6. Способ по п. 5, отличающийся тем, что перед этапом дополнительной стабилизации к диагностическому реагенту in vitro добавляется образующая матрицу добавка, при этом в качестве образующей матрицу добавки используется сывороточный альбумин (BSA), предпочтительно в концентрации 0,1 мМ, и/или маннит, предпочтительно в концентрации 1-3%, и/или сахароза, предпочтительно в концентрации 1-3%, и полученный диагностический реагент стабилизируют сушкой при температуре ниже нуля градусов.
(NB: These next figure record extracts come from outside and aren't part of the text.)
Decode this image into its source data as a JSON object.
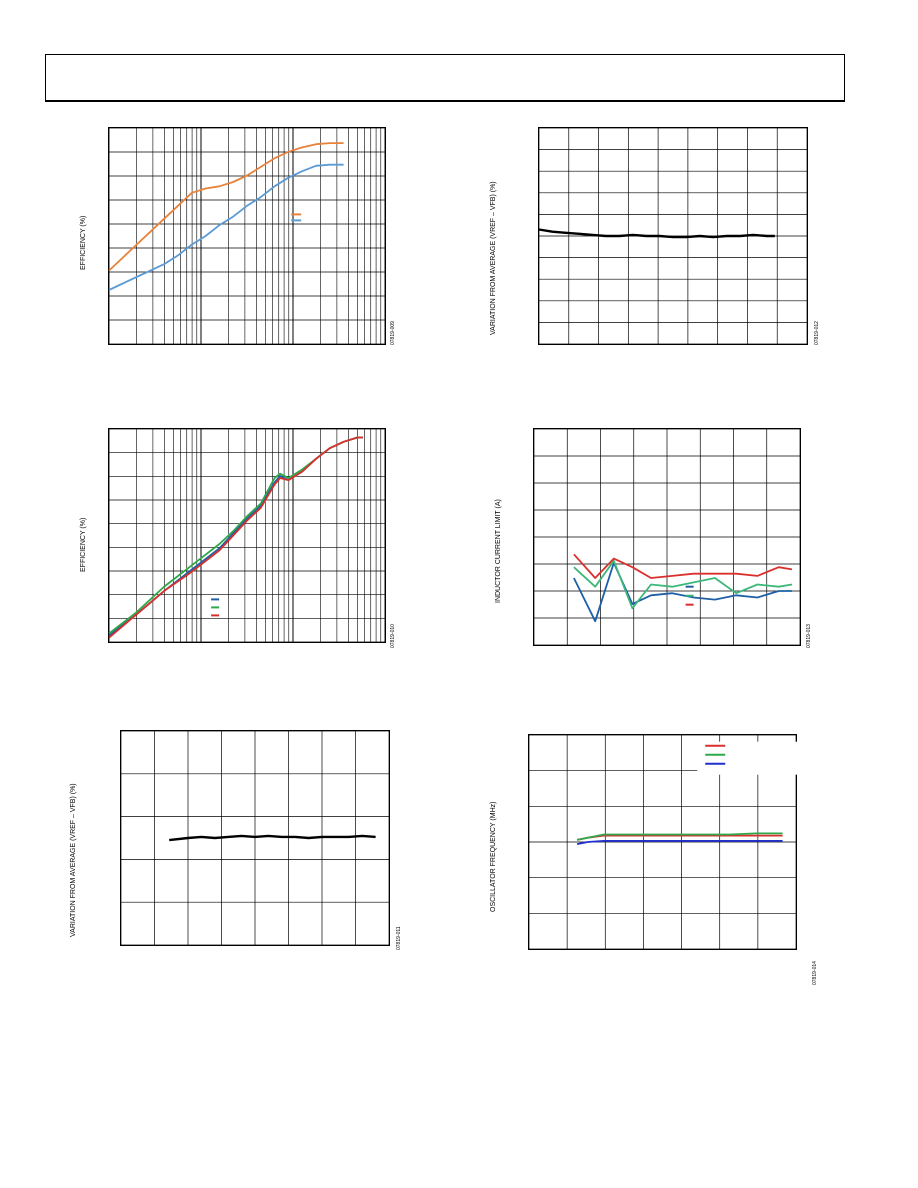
{
  "page": {
    "charts": [
      {
        "id": "c1",
        "ylabel": "EFFICIENCY (%)",
        "fig_id": "07819-009"
      },
      {
        "id": "c2",
        "ylabel": "VARIATION FROM AVERAGE (VREF – VFB) (%)",
        "fig_id": "07819-012"
      },
      {
        "id": "c3",
        "ylabel": "EFFICIENCY (%)",
        "fig_id": "07819-010"
      },
      {
        "id": "c4",
        "ylabel": "INDUCTOR CURRENT LIMIT (A)",
        "fig_id": "07819-013"
      },
      {
        "id": "c5",
        "ylabel": "VARIATION FROM AVERAGE (VREF – VFB) (%)",
        "fig_id": "07819-011"
      },
      {
        "id": "c6",
        "ylabel": "OSCILLATOR FREQUENCY (MHz)",
        "fig_id": "07819-014"
      }
    ]
  },
  "chart_data": [
    {
      "type": "line",
      "id": "c1",
      "x_scale": "log",
      "xlim": [
        0,
        1
      ],
      "ylim": [
        0,
        1
      ],
      "grid": true,
      "legend": "right",
      "colors": [
        "#e8823a",
        "#5b9bd5"
      ],
      "series": [
        {
          "x": [
            0,
            0.05,
            0.1,
            0.15,
            0.2,
            0.25,
            0.3,
            0.35,
            0.4,
            0.45,
            0.5,
            0.55,
            0.6,
            0.65,
            0.7,
            0.75,
            0.8,
            0.85,
            0.9,
            0.95,
            1.0
          ],
          "y": [
            0.34,
            0.4,
            0.46,
            0.52,
            0.58,
            0.64,
            0.7,
            0.72,
            0.73,
            0.75,
            0.78,
            0.82,
            0.86,
            0.89,
            0.91,
            0.925,
            0.93,
            0.93,
            null,
            null,
            null
          ]
        },
        {
          "x": [
            0,
            0.05,
            0.1,
            0.15,
            0.2,
            0.25,
            0.3,
            0.35,
            0.4,
            0.45,
            0.5,
            0.55,
            0.6,
            0.65,
            0.7,
            0.75,
            0.8,
            0.85,
            0.9,
            0.95,
            1.0
          ],
          "y": [
            0.25,
            0.28,
            0.31,
            0.34,
            0.37,
            0.41,
            0.46,
            0.5,
            0.55,
            0.59,
            0.64,
            0.68,
            0.73,
            0.77,
            0.8,
            0.825,
            0.83,
            0.83,
            null,
            null,
            null
          ]
        }
      ]
    },
    {
      "type": "line",
      "id": "c2",
      "xlim": [
        0,
        1
      ],
      "ylim": [
        0,
        1
      ],
      "grid": true,
      "colors": [
        "#000000"
      ],
      "series": [
        {
          "x": [
            0,
            0.05,
            0.1,
            0.15,
            0.2,
            0.25,
            0.3,
            0.35,
            0.4,
            0.45,
            0.5,
            0.55,
            0.6,
            0.65,
            0.7,
            0.75,
            0.8,
            0.85,
            0.88
          ],
          "y": [
            0.53,
            0.52,
            0.515,
            0.51,
            0.505,
            0.5,
            0.5,
            0.505,
            0.5,
            0.5,
            0.495,
            0.495,
            0.5,
            0.495,
            0.5,
            0.5,
            0.505,
            0.5,
            0.5
          ]
        }
      ]
    },
    {
      "type": "line",
      "id": "c3",
      "x_scale": "log",
      "xlim": [
        0,
        1
      ],
      "ylim": [
        0,
        1
      ],
      "grid": true,
      "legend": "left",
      "colors": [
        "#1f5fa8",
        "#2ea84a",
        "#d9302c"
      ],
      "series": [
        {
          "x": [
            0,
            0.1,
            0.2,
            0.3,
            0.4,
            0.45,
            0.5,
            0.55,
            0.6,
            0.62,
            0.65,
            0.7,
            0.75,
            0.8,
            0.85,
            0.9,
            0.92
          ],
          "y": [
            0.03,
            0.13,
            0.24,
            0.34,
            0.44,
            0.51,
            0.58,
            0.64,
            0.75,
            0.78,
            0.76,
            0.8,
            0.86,
            0.91,
            0.94,
            0.96,
            0.96
          ]
        },
        {
          "x": [
            0,
            0.1,
            0.2,
            0.3,
            0.4,
            0.45,
            0.5,
            0.55,
            0.6,
            0.62,
            0.65,
            0.7,
            0.75,
            0.8,
            0.85,
            0.9,
            0.92
          ],
          "y": [
            0.04,
            0.14,
            0.26,
            0.36,
            0.46,
            0.52,
            0.59,
            0.65,
            0.77,
            0.79,
            0.77,
            0.81,
            0.86,
            0.91,
            0.94,
            0.96,
            0.96
          ]
        },
        {
          "x": [
            0,
            0.1,
            0.2,
            0.3,
            0.4,
            0.45,
            0.5,
            0.55,
            0.6,
            0.62,
            0.65,
            0.7,
            0.75,
            0.8,
            0.85,
            0.9,
            0.92
          ],
          "y": [
            0.02,
            0.13,
            0.24,
            0.33,
            0.43,
            0.5,
            0.57,
            0.63,
            0.74,
            0.77,
            0.76,
            0.8,
            0.86,
            0.91,
            0.94,
            0.96,
            0.96
          ]
        }
      ]
    },
    {
      "type": "line",
      "id": "c4",
      "xlim": [
        0,
        1
      ],
      "ylim": [
        0,
        1
      ],
      "grid": true,
      "legend": "right",
      "colors": [
        "#1f5fa8",
        "#3cb878",
        "#d9302c"
      ],
      "series": [
        {
          "x": [
            0.15,
            0.23,
            0.3,
            0.37,
            0.44,
            0.52,
            0.6,
            0.68,
            0.76,
            0.84,
            0.92,
            0.97
          ],
          "y": [
            0.31,
            0.11,
            0.38,
            0.19,
            0.23,
            0.24,
            0.22,
            0.21,
            0.23,
            0.22,
            0.25,
            0.25
          ]
        },
        {
          "x": [
            0.15,
            0.23,
            0.3,
            0.37,
            0.44,
            0.52,
            0.6,
            0.68,
            0.76,
            0.84,
            0.92,
            0.97
          ],
          "y": [
            0.36,
            0.27,
            0.39,
            0.17,
            0.28,
            0.27,
            0.29,
            0.31,
            0.24,
            0.28,
            0.27,
            0.28
          ]
        },
        {
          "x": [
            0.15,
            0.23,
            0.3,
            0.37,
            0.44,
            0.52,
            0.6,
            0.68,
            0.76,
            0.84,
            0.92,
            0.97
          ],
          "y": [
            0.42,
            0.31,
            0.4,
            0.36,
            0.31,
            0.32,
            0.33,
            0.33,
            0.33,
            0.32,
            0.36,
            0.35
          ]
        }
      ]
    },
    {
      "type": "line",
      "id": "c5",
      "xlim": [
        0,
        1
      ],
      "ylim": [
        0,
        1
      ],
      "grid": true,
      "colors": [
        "#000000"
      ],
      "series": [
        {
          "x": [
            0.18,
            0.25,
            0.3,
            0.35,
            0.4,
            0.45,
            0.5,
            0.55,
            0.6,
            0.65,
            0.7,
            0.75,
            0.8,
            0.85,
            0.9,
            0.95
          ],
          "y": [
            0.49,
            0.5,
            0.505,
            0.5,
            0.505,
            0.51,
            0.505,
            0.51,
            0.505,
            0.505,
            0.5,
            0.505,
            0.505,
            0.505,
            0.51,
            0.505
          ]
        }
      ]
    },
    {
      "type": "line",
      "id": "c6",
      "xlim": [
        0,
        1
      ],
      "ylim": [
        0,
        1
      ],
      "grid": true,
      "legend": "top-right",
      "colors": [
        "#d9302c",
        "#2ea84a",
        "#1f2fd0"
      ],
      "series": [
        {
          "x": [
            0.18,
            0.22,
            0.28,
            0.35,
            0.45,
            0.55,
            0.65,
            0.75,
            0.85,
            0.95
          ],
          "y": [
            0.51,
            0.52,
            0.53,
            0.53,
            0.53,
            0.53,
            0.53,
            0.53,
            0.53,
            0.53
          ]
        },
        {
          "x": [
            0.18,
            0.22,
            0.28,
            0.35,
            0.45,
            0.55,
            0.65,
            0.75,
            0.85,
            0.95
          ],
          "y": [
            0.51,
            0.52,
            0.535,
            0.535,
            0.535,
            0.535,
            0.535,
            0.535,
            0.54,
            0.54
          ]
        },
        {
          "x": [
            0.18,
            0.22,
            0.28,
            0.35,
            0.45,
            0.55,
            0.65,
            0.75,
            0.85,
            0.95
          ],
          "y": [
            0.49,
            0.5,
            0.505,
            0.505,
            0.505,
            0.505,
            0.505,
            0.505,
            0.505,
            0.505
          ]
        }
      ]
    }
  ]
}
7. Способ получения диагностического реагента для определения активированного частичного тромбопластинового времени (АРТТ) коагуляции in vitro, одним из компонентов которого является липосома, полученная способом двухфазного приготовления, в ходе которого неполярная органическая фаза, содержащая смесь природных и синтетических фосфолипидов, и не смешивающаяся с ней полярная водная буферная фаза смешиваются, и получается липосомная эмульсия с размером частиц 50-100 нм, отличающийся тем, что липосомную эмульсию получают с использованием способов простого механического смешивания, причем структуру однослойной или двухслойной липосомной мембраны, полностью включающей в себя органическую фазу, создают с помощью индивидуальной смеси липидных молекул, растворенных в неполярной органической фазе и представляющих положительную или нулевую кривизну, как, например, фосфатидилхолин, фосфатидилсерин, фосфатидилэтаноламин, лизофосфатидная кислота, лизофосфатидилхолин, и меньшего количества других фосфолипидов природного происхождения с концентрацией в диапазоне 0,5-1,5 г/мл, при этом мембранная поверхность липосом в эмульсии индивидуальной структуры, полученная таким образом, пригодна для прикрепления отрицательно заряженного(ых) активного(ых) компонента(ов) небелкового типа, такого как дубильная кислота в концентрации 1-2% или эллаговая кислота в концентрации 0,5-1 мМ, или SiO₂ в концентрации 2-4 г/л, и липосомную эмульсию индивидуальной структуры смешивают с активным компонентом в пропорции 1:1; и оставляют в покое предпочтительно в течение десяти минут, затем добавляют буфер, необходимый для обеспечения конечных характеристик - pH, ионной силы, ионного состава, осмолярности, требуемых для соответствующих измерений активированного частичного тромбопластинового времени, который предпочтительно является раствором, содержащим 0,25 М глицина, 0,01 М хепеса, 0,001 М NiSO₄, 0,2 мМ тимеросала, значение pH буфера соответствующего состава устанавливают в диапазоне между pH=6,8 и pH=7,8, предпочтительно pH=7,0, с использованием 5М NaOH, при этом соответствующее соотношение между буфером и липосомной эмульсией составляет 3:1.